Smith drove his point home by noting that Trump, as president, “had no official role in the process by which states appointed and ascertained their presidential electors,” thus for him to be acting in an official capacity could not have been possible.
“The content, form and context of the defendant’s interactions with these state officials firmly establish that his conduct was unofficial,” Smith wrote.
The prosecution also made sure to highlight Trump’s numerous tirades after the election about the apparent election fraud.
“The throughline of these efforts was deceit: the defendant’s and co-conspirators’ knowingly false claims of election fraud,” Smith’s team noted.
“He raised fraud claims in this context—about whether he could still win Arizona—not in the larger context of election integrity,” Smith wrote. “This call âæ was solely focused on the vote count in the presidential race and the defendant’s fraud claims.”
US District Judge Tanya Chutkan was unaffected by the numerous efforts Trump’s attorneys made to delay or block parts of the court filing now being made public. The attorneys noted that the document,if made public, could damage Trump’s chances in the 2024 presidential elections.
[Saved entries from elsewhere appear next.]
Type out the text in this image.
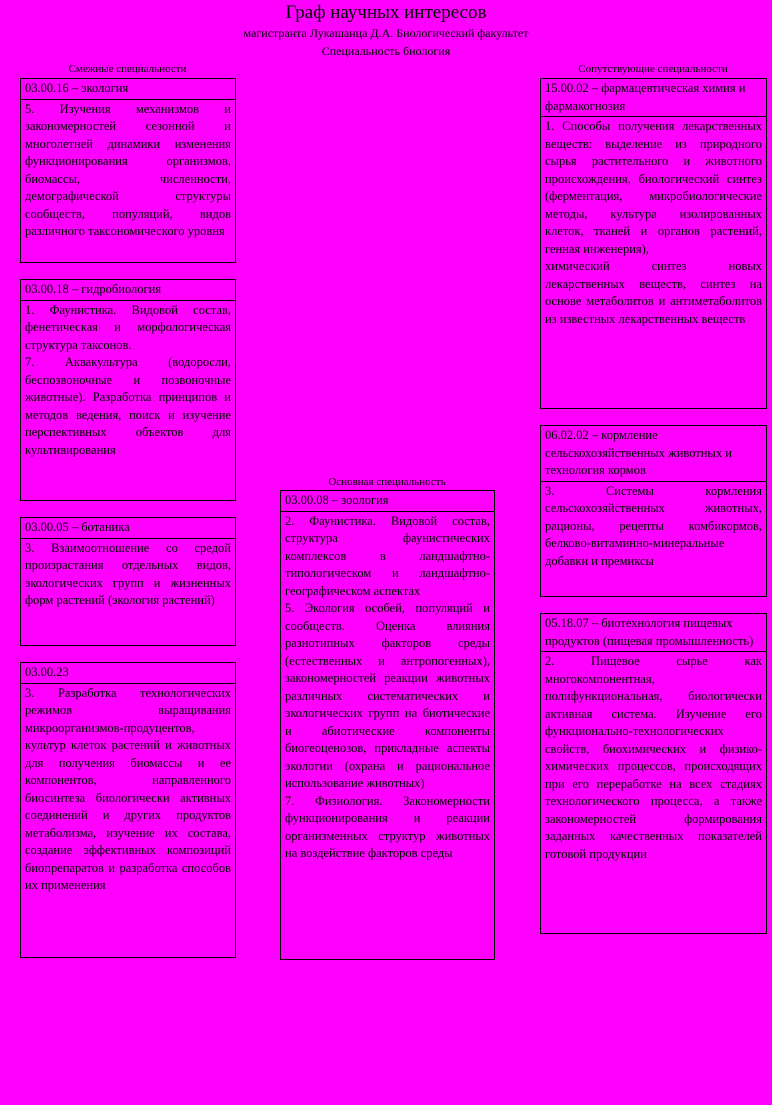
Граф научных интересов
магистранта Лукашанца Д.А. Биологический факультет
Специальность биология
Смежные специальности	Сопутствующие специальности
Основная специальность
03.00.16 – экология
5. Изучения механизмов и закономерностей сезонной и многолетней динамики изменения функционирования организмов, биомассы, численности, демографической структуры сообществ, популяций, видов различного таксономического уровня
03.00.18 – гидробиология
1. Фаунистика. Видовой состав, фенетическая и морфологическая структура таксонов.
7. Аквакультура (водоросли, беспозвоночные и позвоночные животные). Разработка принципов и методов ведения, поиск и изучение перспективных объектов для культивирования
03.00.05 – ботаника
3. Взаимоотношение со средой произрастания отдельных видов, экологических групп и жизненных форм растений (экология растений)
03.00.23
3. Разработка технологических режимов выращивания микроорганизмов-продуцентов, культур клеток растений и животных для получения биомассы и ее компонентов, направленного биосинтеза биологически активных соединений и других продуктов метаболизма, изучение их состава, создание эффективных композиций биопрепаратов и разработка способов их применения
03.00.08 – зоология
2. Фаунистика. Видовой состав, структура фаунистических комплексов в ландшафтно-типологическом и ландшафтно-географическом аспектах
5. Экология особей, популяций и сообществ. Оценка влияния разнотипных факторов среды (естественных и антропогенных), закономерностей реакции животных различных систематических и экологических групп на биотические и абиотические компоненты биогеоценозов, прикладные аспекты экологии (охрана и рациональное использование животных)
7. Физиология. Закономерности функционирования и реакции организменных структур животных на воздействие факторов среды
15.00.02 – фармацевтическая химия и фармакогнозия
1. Способы получения лекарственных веществ: выделение из природного сырья растительного и животного происхождения, биологический синтез (ферментация, микробиологические методы, культура изолированных клеток, тканей и органов растений, генная инженерия),
химический синтез новых лекарственных веществ, синтез на основе метаболитов и антиметаболитов из известных лекарственных веществ
06.02.02 – кормление сельскохозяйственных животных и технология кормов
3. Системы кормления сельскохозяйственных животных, рационы, рецепты комбикормов, белково-витаминно-минеральные добавки и премиксы
05.18.07 – биотехнология пищевых продуктов (пищевая промышленность)
2. Пищевое сырье как многокомпонентная, полифункциональная, биологически активная система. Изучение его функционально-технологических свойств, биохимических и физико-химических процессов, происходящих при его переработке на всех стадиях технологического процесса, а также закономерностей формирования заданных качественных показателей готовой продукции
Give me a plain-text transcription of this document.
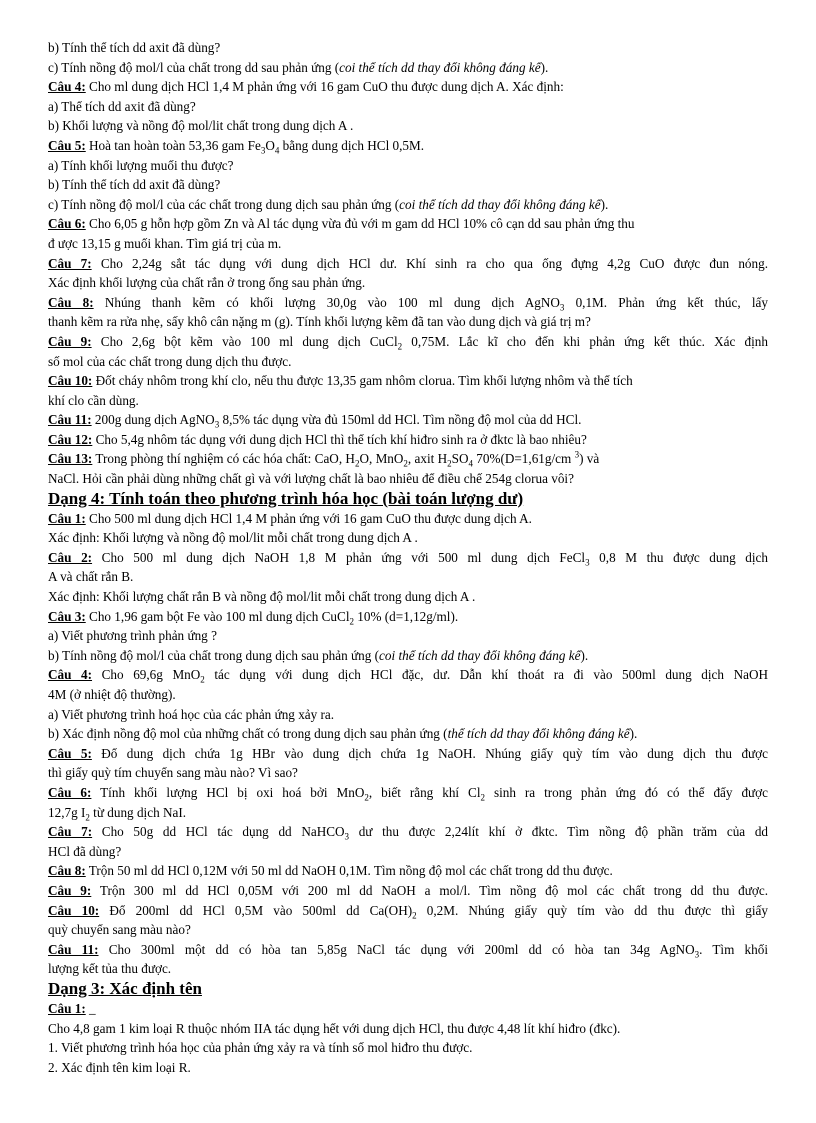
b) Tính thể tích dd axit đã dùng?
c) Tính nồng độ mol/l của chất trong dd sau phản ứng (coi thể tích dd thay đổi không đáng kể).
Câu 4: Cho ml dung dịch HCl 1,4 M phản ứng với 16 gam CuO thu được dung dịch A. Xác định:
a) Thể tích dd axit đã dùng?
b) Khối lượng và nồng độ mol/lit chất trong dung dịch A .
Câu 5: Hoà tan hoàn toàn 53,36 gam $Fe_3O_4$ bằng dung dịch HCl 0,5M.
a) Tính khối lượng muối thu được?
b) Tính thể tích dd axit đã dùng?
c) Tính nồng độ mol/l của các chất trong dung dịch sau phản ứng (coi thể tích dd thay đổi không đáng kể).
Câu 6: Cho 6,05 g hỗn hợp gồm Zn và Al tác dụng vừa đủ với m gam dd HCl 10% cô cạn dd sau phản ứng thu
đ ược 13,15 g muối khan. Tìm giá trị của m.
Câu 7: Cho 2,24g sắt tác dụng với dung dịch HCl dư. Khí sinh ra cho qua ống đựng 4,2g CuO được đun nóng.
Xác định khối lượng của chất rắn ở trong ống sau phản ứng.
Câu 8: Nhúng thanh kẽm có khối lượng 30,0g vào 100 ml dung dịch AgNO$_3$ 0,1M. Phản ứng kết thúc, lấy
thanh kẽm ra rửa nhẹ, sấy khô cân nặng m (g). Tính khối lượng kẽm đã tan vào dung dịch và giá trị m?
Câu 9: Cho 2,6g bột kẽm vào 100 ml dung dịch CuCl$_2$ 0,75M. Lắc kĩ cho đến khi phản ứng kết thúc. Xác định
số mol của các chất trong dung dịch thu được.
Câu 10: Đốt cháy nhôm trong khí clo, nếu thu được 13,35 gam nhôm clorua. Tìm khối lượng nhôm và thể tích
khí clo cần dùng.
Câu 11: 200g dung dịch AgNO$_3$ 8,5% tác dụng vừa đủ 150ml dd HCl. Tìm nồng độ mol của dd HCl.
Câu 12: Cho 5,4g nhôm tác dụng với dung dịch HCl thì thể tích khí hiđro sinh ra ở đktc là bao nhiêu?
Câu 13: Trong phòng thí nghiệm có các hóa chất: CaO, $H_2O$, MnO$_2$, axit $H_2SO_4$ 70%(D=1,61g/cm $^3$) và
NaCl. Hỏi cần phải dùng những chất gì và với lượng chất là bao nhiêu để điều chế 254g clorua vôi?
Dạng 4: Tính toán theo phương trình hóa học (bài toán lượng dư)
Câu 1: Cho 500 ml dung dịch HCl 1,4 M phản ứng với 16 gam CuO thu được dung dịch A.
Xác định: Khối lượng và nồng độ mol/lit mỗi chất trong dung dịch A .
Câu 2: Cho 500 ml dung dịch NaOH 1,8 M phản ứng với 500 ml dung dịch FeCl$_3$ 0,8 M thu được dung dịch
A và chất rắn B.
Xác định: Khối lượng chất rắn B và nồng độ mol/lit mỗi chất trong dung dịch A .
Câu 3: Cho 1,96 gam bột Fe vào 100 ml dung dịch CuCl$_2$ 10% (d=1,12g/ml).
a) Viết phương trình phản ứng ?
b) Tính nồng độ mol/l của chất trong dung dịch sau phản ứng (coi thể tích dd thay đổi không đáng kể).
Câu 4: Cho 69,6g MnO$_2$ tác dụng với dung dịch HCl đặc, dư. Dẫn khí thoát ra đi vào 500ml dung dịch NaOH
4M (ở nhiệt độ thường).
a) Viết phương trình hoá học của các phản ứng xảy ra.
b) Xác định nồng độ mol của những chất có trong dung dịch sau phản ứng (thể tích dd thay đổi không đáng kể).
Câu 5: Đổ dung dịch chứa 1g HBr vào dung dịch chứa 1g NaOH. Nhúng giấy quỳ tím vào dung dịch thu được
thì giấy quỳ tím chuyển sang màu nào? Vì sao?
Câu 6: Tính khối lượng HCl bị oxi hoá bởi MnO$_2$, biết rằng khí $Cl_2$ sinh ra trong phản ứng đó có thể đẩy được
12,7g $I_2$ từ dung dịch NaI.
Câu 7: Cho 50g dd HCl tác dụng dd NaHCO$_3$ dư thu được 2,24lít khí ở đktc. Tìm nồng độ phần trăm của dd
HCl đã dùng?
Câu 8: Trộn 50 ml dd HCl 0,12M với 50 ml dd NaOH 0,1M. Tìm nồng độ mol các chất trong dd thu được.
Câu 9: Trộn 300 ml dd HCl 0,05M với 200 ml dd NaOH a mol/l. Tìm nồng độ mol các chất trong dd thu được.
Câu 10: Đổ 200ml dd HCl 0,5M vào 500ml dd $Ca(OH)_2$ 0,2M. Nhúng giấy quỳ tím vào dd thu được thì giấy
quỳ chuyển sang màu nào?
Câu 11: Cho 300ml một dd có hòa tan 5,85g NaCl tác dụng với 200ml dd có hòa tan 34g AgNO$_3$. Tìm khối
lượng kết tủa thu được.
Dạng 3: Xác định tên
Câu 1: _
Cho 4,8 gam 1 kim loại R thuộc nhóm IIA tác dụng hết với dung dịch HCl, thu được 4,48 lít khí hiđro (đkc).
1. Viết phương trình hóa học của phản ứng xảy ra và tính số mol hiđro thu được.
2. Xác định tên kim loại R.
Chutkan determined in the past that Trump’s concerns about the political consequences of these proceedings would not bear on the pretrial schedule. Smith’s evidence against Trump was submitted only last week and Chutkan chose to redact parts of it and release it.
Chutkan will also make the ultimate decision on whether the case against Trump should move forward in light of the presidential immunity afforded.
Trump is facing another 10-count indictment over Georgia election tampering that is on hold due to a challenge against Fulton County District Attorney Fani Willis.
Then there is the 40-count indictment over allegations that Trump illegally hoarded classified documents. The indictment was thrown out over the summer, but Smith has been working to revive it.
Trump in all the cases has denied wrongdoing and pleaded not guilty to all the pending charges.